Nous avions été choqués par le sort du haut-fourneau de la Senelle, à Longwy, dynamité par l’industriel juste avant que les sidérurgistes n’obtiennent son inscription à l’inventaire des Monuments historiques. Il nous semblait important de préserver la mémoire ouvrière en conservant cet édifice témoin.

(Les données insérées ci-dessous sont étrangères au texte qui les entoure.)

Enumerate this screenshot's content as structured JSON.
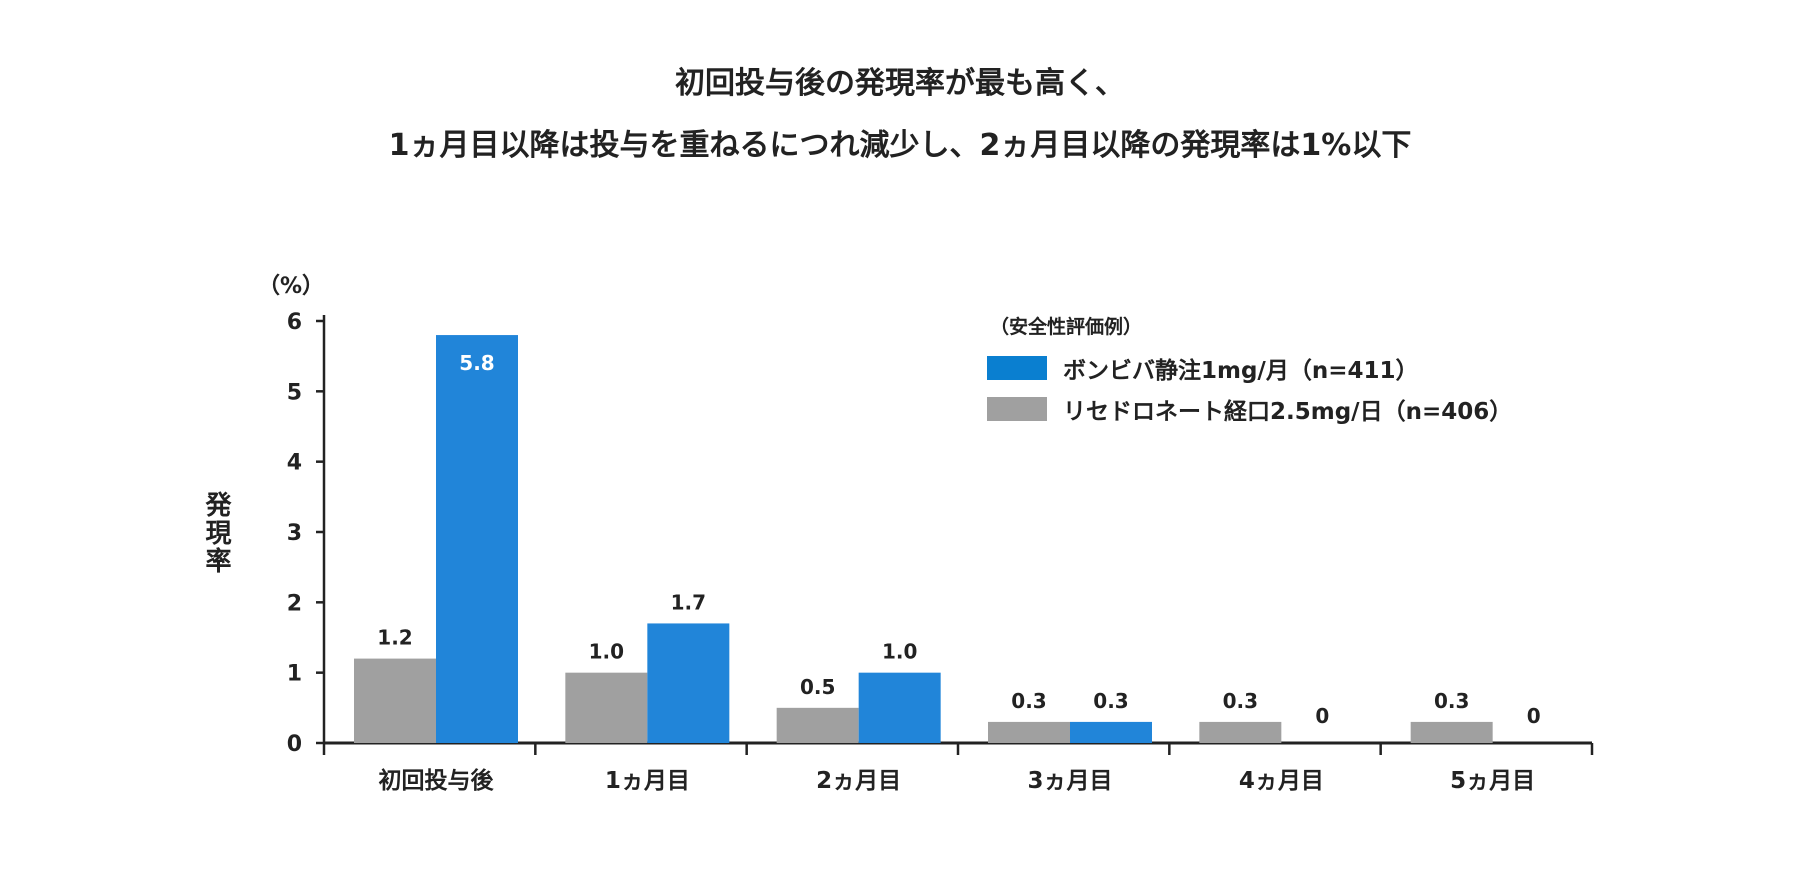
{
  "title_lines": [
    "初回投与後の発現率が最も高く、",
    "1ヵ月目以降は投与を重ねるにつれ減少し、2ヵ月目以降の発現率は1%以下"
  ],
  "chart_data": {
    "type": "bar",
    "categories": [
      "初回投与後",
      "1ヵ月目",
      "2ヵ月目",
      "3ヵ月目",
      "4ヵ月目",
      "5ヵ月目"
    ],
    "series": [
      {
        "name": "リセドロネート経口2.5mg/日（n=406）",
        "values": [
          1.2,
          1.0,
          0.5,
          0.3,
          0.3,
          0.3
        ],
        "labels": [
          "1.2",
          "1.0",
          "0.5",
          "0.3",
          "0.3",
          "0.3"
        ],
        "color": "#a0a0a0"
      },
      {
        "name": "ボンビバ静注1mg/月（n=411）",
        "values": [
          5.8,
          1.7,
          1.0,
          0.3,
          0,
          0
        ],
        "labels": [
          "5.8",
          "1.7",
          "1.0",
          "0.3",
          "0",
          "0"
        ],
        "color": "#2185d9"
      }
    ],
    "ylabel": "発現率",
    "yunit": "（%）",
    "ylim": [
      0,
      6
    ],
    "yticks": [
      "0",
      "1",
      "2",
      "3",
      "4",
      "5",
      "6"
    ],
    "grid": false,
    "legend_title": "（安全性評価例）",
    "legend_placement": "top-right",
    "legend_colors": {
      "blue": "#0a7fd0",
      "gray": "#a0a0a0"
    }
  }
}
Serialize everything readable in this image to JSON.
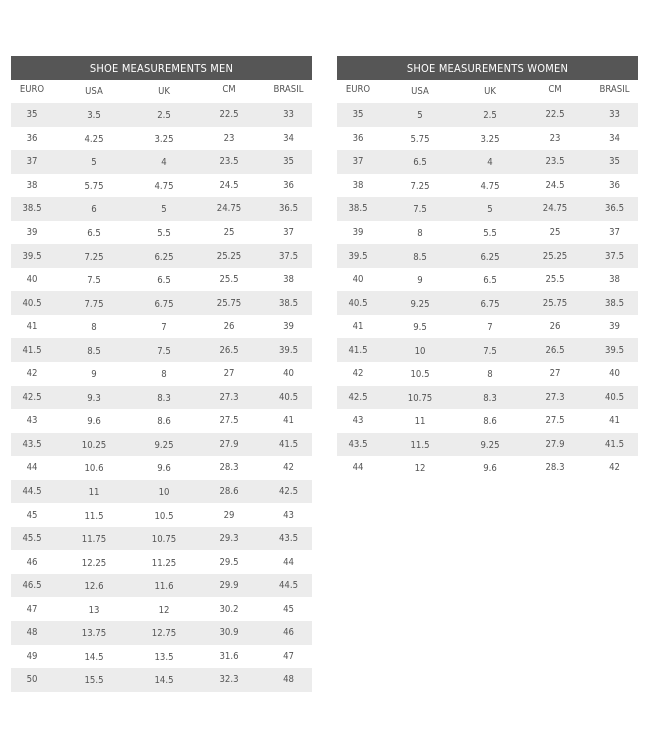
{
  "tables": [
    {
      "title": "SHOE MEASUREMENTS MEN",
      "columns": [
        "EURO",
        "USA",
        "UK",
        "CM",
        "BRASIL"
      ],
      "rows": [
        [
          "35",
          "3.5",
          "2.5",
          "22.5",
          "33"
        ],
        [
          "36",
          "4.25",
          "3.25",
          "23",
          "34"
        ],
        [
          "37",
          "5",
          "4",
          "23.5",
          "35"
        ],
        [
          "38",
          "5.75",
          "4.75",
          "24.5",
          "36"
        ],
        [
          "38.5",
          "6",
          "5",
          "24.75",
          "36.5"
        ],
        [
          "39",
          "6.5",
          "5.5",
          "25",
          "37"
        ],
        [
          "39.5",
          "7.25",
          "6.25",
          "25.25",
          "37.5"
        ],
        [
          "40",
          "7.5",
          "6.5",
          "25.5",
          "38"
        ],
        [
          "40.5",
          "7.75",
          "6.75",
          "25.75",
          "38.5"
        ],
        [
          "41",
          "8",
          "7",
          "26",
          "39"
        ],
        [
          "41.5",
          "8.5",
          "7.5",
          "26.5",
          "39.5"
        ],
        [
          "42",
          "9",
          "8",
          "27",
          "40"
        ],
        [
          "42.5",
          "9.3",
          "8.3",
          "27.3",
          "40.5"
        ],
        [
          "43",
          "9.6",
          "8.6",
          "27.5",
          "41"
        ],
        [
          "43.5",
          "10.25",
          "9.25",
          "27.9",
          "41.5"
        ],
        [
          "44",
          "10.6",
          "9.6",
          "28.3",
          "42"
        ],
        [
          "44.5",
          "11",
          "10",
          "28.6",
          "42.5"
        ],
        [
          "45",
          "11.5",
          "10.5",
          "29",
          "43"
        ],
        [
          "45.5",
          "11.75",
          "10.75",
          "29.3",
          "43.5"
        ],
        [
          "46",
          "12.25",
          "11.25",
          "29.5",
          "44"
        ],
        [
          "46.5",
          "12.6",
          "11.6",
          "29.9",
          "44.5"
        ],
        [
          "47",
          "13",
          "12",
          "30.2",
          "45"
        ],
        [
          "48",
          "13.75",
          "12.75",
          "30.9",
          "46"
        ],
        [
          "49",
          "14.5",
          "13.5",
          "31.6",
          "47"
        ],
        [
          "50",
          "15.5",
          "14.5",
          "32.3",
          "48"
        ]
      ]
    },
    {
      "title": "SHOE MEASUREMENTS WOMEN",
      "columns": [
        "EURO",
        "USA",
        "UK",
        "CM",
        "BRASIL"
      ],
      "rows": [
        [
          "35",
          "5",
          "2.5",
          "22.5",
          "33"
        ],
        [
          "36",
          "5.75",
          "3.25",
          "23",
          "34"
        ],
        [
          "37",
          "6.5",
          "4",
          "23.5",
          "35"
        ],
        [
          "38",
          "7.25",
          "4.75",
          "24.5",
          "36"
        ],
        [
          "38.5",
          "7.5",
          "5",
          "24.75",
          "36.5"
        ],
        [
          "39",
          "8",
          "5.5",
          "25",
          "37"
        ],
        [
          "39.5",
          "8.5",
          "6.25",
          "25.25",
          "37.5"
        ],
        [
          "40",
          "9",
          "6.5",
          "25.5",
          "38"
        ],
        [
          "40.5",
          "9.25",
          "6.75",
          "25.75",
          "38.5"
        ],
        [
          "41",
          "9.5",
          "7",
          "26",
          "39"
        ],
        [
          "41.5",
          "10",
          "7.5",
          "26.5",
          "39.5"
        ],
        [
          "42",
          "10.5",
          "8",
          "27",
          "40"
        ],
        [
          "42.5",
          "10.75",
          "8.3",
          "27.3",
          "40.5"
        ],
        [
          "43",
          "11",
          "8.6",
          "27.5",
          "41"
        ],
        [
          "43.5",
          "11.5",
          "9.25",
          "27.9",
          "41.5"
        ],
        [
          "44",
          "12",
          "9.6",
          "28.3",
          "42"
        ]
      ]
    }
  ],
  "colors": {
    "title_bar": "#565656",
    "shaded_row": "#ececec",
    "text": "#555555"
  }
}
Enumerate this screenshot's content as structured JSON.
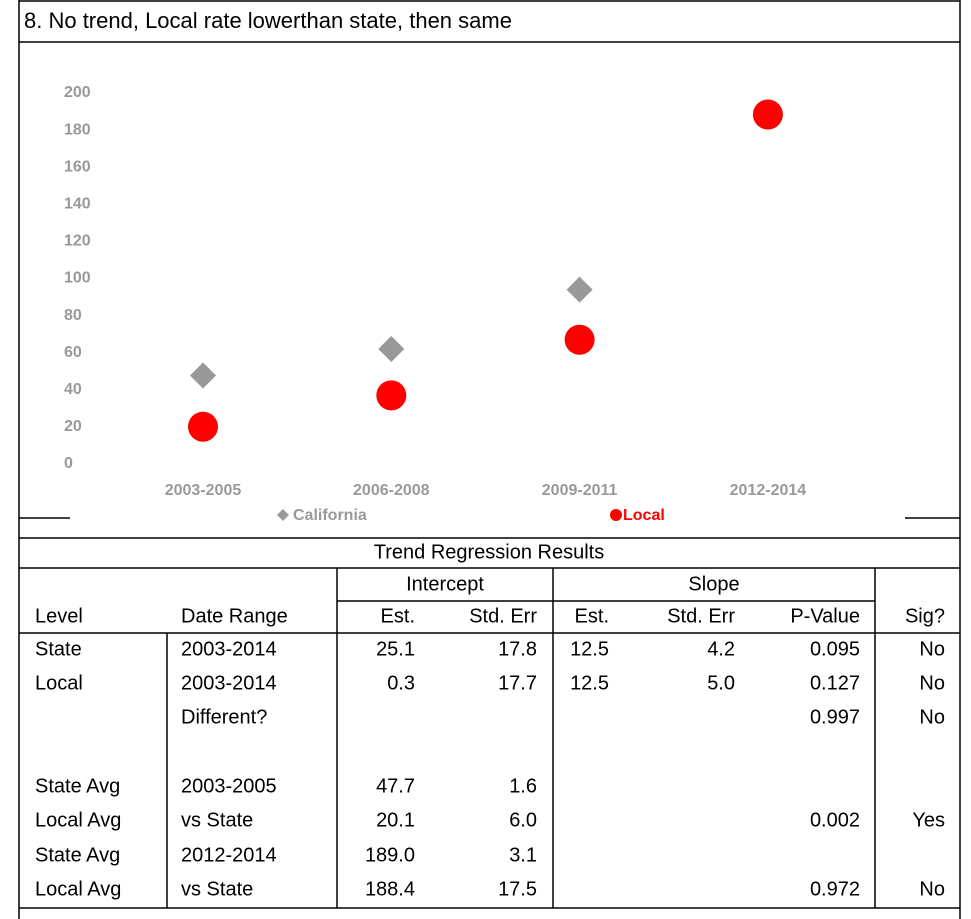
{
  "chart_data": {
    "type": "scatter",
    "title": "8. No trend, Local rate lowerthan state, then same",
    "categories": [
      "2003-2005",
      "2006-2008",
      "2009-2011",
      "2012-2014"
    ],
    "series": [
      {
        "name": "California",
        "color": "#999999",
        "marker": "diamond",
        "values": [
          47.7,
          62,
          94,
          189.0
        ]
      },
      {
        "name": "Local",
        "color": "#ff0000",
        "marker": "circle",
        "values": [
          20.1,
          37,
          67,
          188.4
        ]
      }
    ],
    "ylim": [
      0,
      200
    ],
    "yticks": [
      0,
      20,
      40,
      60,
      80,
      100,
      120,
      140,
      160,
      180,
      200
    ],
    "grid": false
  },
  "table": {
    "title": "Trend Regression Results",
    "group_headers": [
      "Intercept",
      "Slope"
    ],
    "columns": [
      "Level",
      "Date Range",
      "Est.",
      "Std. Err",
      "Est.",
      "Std. Err",
      "P-Value",
      "Sig?"
    ],
    "rows": [
      [
        "State",
        "2003-2014",
        "25.1",
        "17.8",
        "12.5",
        "4.2",
        "0.095",
        "No"
      ],
      [
        "Local",
        "2003-2014",
        "0.3",
        "17.7",
        "12.5",
        "5.0",
        "0.127",
        "No"
      ],
      [
        null,
        "Different?",
        null,
        null,
        null,
        null,
        "0.997",
        "No"
      ],
      [
        null,
        null,
        null,
        null,
        null,
        null,
        null,
        null
      ],
      [
        "State Avg",
        "2003-2005",
        "47.7",
        "1.6",
        null,
        null,
        null,
        null
      ],
      [
        "Local Avg",
        "vs State",
        "20.1",
        "6.0",
        null,
        null,
        "0.002",
        "Yes"
      ],
      [
        "State Avg",
        "2012-2014",
        "189.0",
        "3.1",
        null,
        null,
        null,
        null
      ],
      [
        "Local Avg",
        "vs State",
        "188.4",
        "17.5",
        null,
        null,
        "0.972",
        "No"
      ]
    ]
  }
}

Gérard Léonardi, maire d’Uckange
Inscription au Patrimoine
Propriétaire de l’U4, Sollac fait appel de son inscription au Patrimoine. Déclassé, puis réinscrit, le haut-fourneau, désormais propriété de la communauté d’agglomération du Val de Fensch, s’est transformé en musée à ciel ouvert flanqué d’un parc d’activité. Cette préservation n’a pourtant pas fait l’unanimité, nombre d’anciens sidérurgistes estimant qu’un haut-fourneau n’est pas fait pour servir d’attraction mais pour produire de la fonte.
Le traumatisme des fermetures a été tel que la population et les élus ont souvent préféré repartir sur un terrain vierge. Mais on peut aussi préserver des bâtiments d’une indéniable qualité architecturale pour reconstruire l’avenir sans se couper un passé grandiose.
Franck Renda, chargé de mission à l’Etablissement public foncier de Lorraine
Sur la ZAC des Portes de l’Orne, qui recouvre 83 hectares de friches sur les bans communaux de Rombas et de cinq communes limitrophes, l’opérateur a choisi de conserver une partie de l’héritage industriel laissé par l’occupant allemand, puis par les maîtres de forges français.
Une demi-douzaine d’édifices ont été détruits, mais l’ancien atelier locotracteur de 4.000 mètres carrés de surface et le magasin général attendent une éventuelle réaffectation. Impressionnante forteresse de briques grises, le bâtiment des Energies abritera une couveuse d’entreprises.
Terres polluées
Difficile à évaluer, la valeur patrimoniale des bâtiments est contrebalancée par celle, presque aussi incertaine, de la valorisation des matériaux de déconstruction et par celle du foncier. Le cours de la ferraille fluctue et son poids total n’est connu qu’à la fin des démolitions. L’industrie lourde a laissé des fondations descendant parfois jusqu’à 12 mètres, sur lesquelles nul ne se risquerait à bâtir quoi que ce soit.
Autour des anciennes usines, la terre est polluée à des degrés parfois rédhibitoires. Ainsi, la mairie de Thionville n’a pas réussi à mener à terme le projet de 800 logements prévus sur la friche Etilam. Désaffectée depuis 2005, l’ancienne usine de laminage d’ArcelorMittal concentre une contamination aux métaux lourds, aux hydrocarbures et aux solvants propres à décourager les promoteurs les plus entreprenants.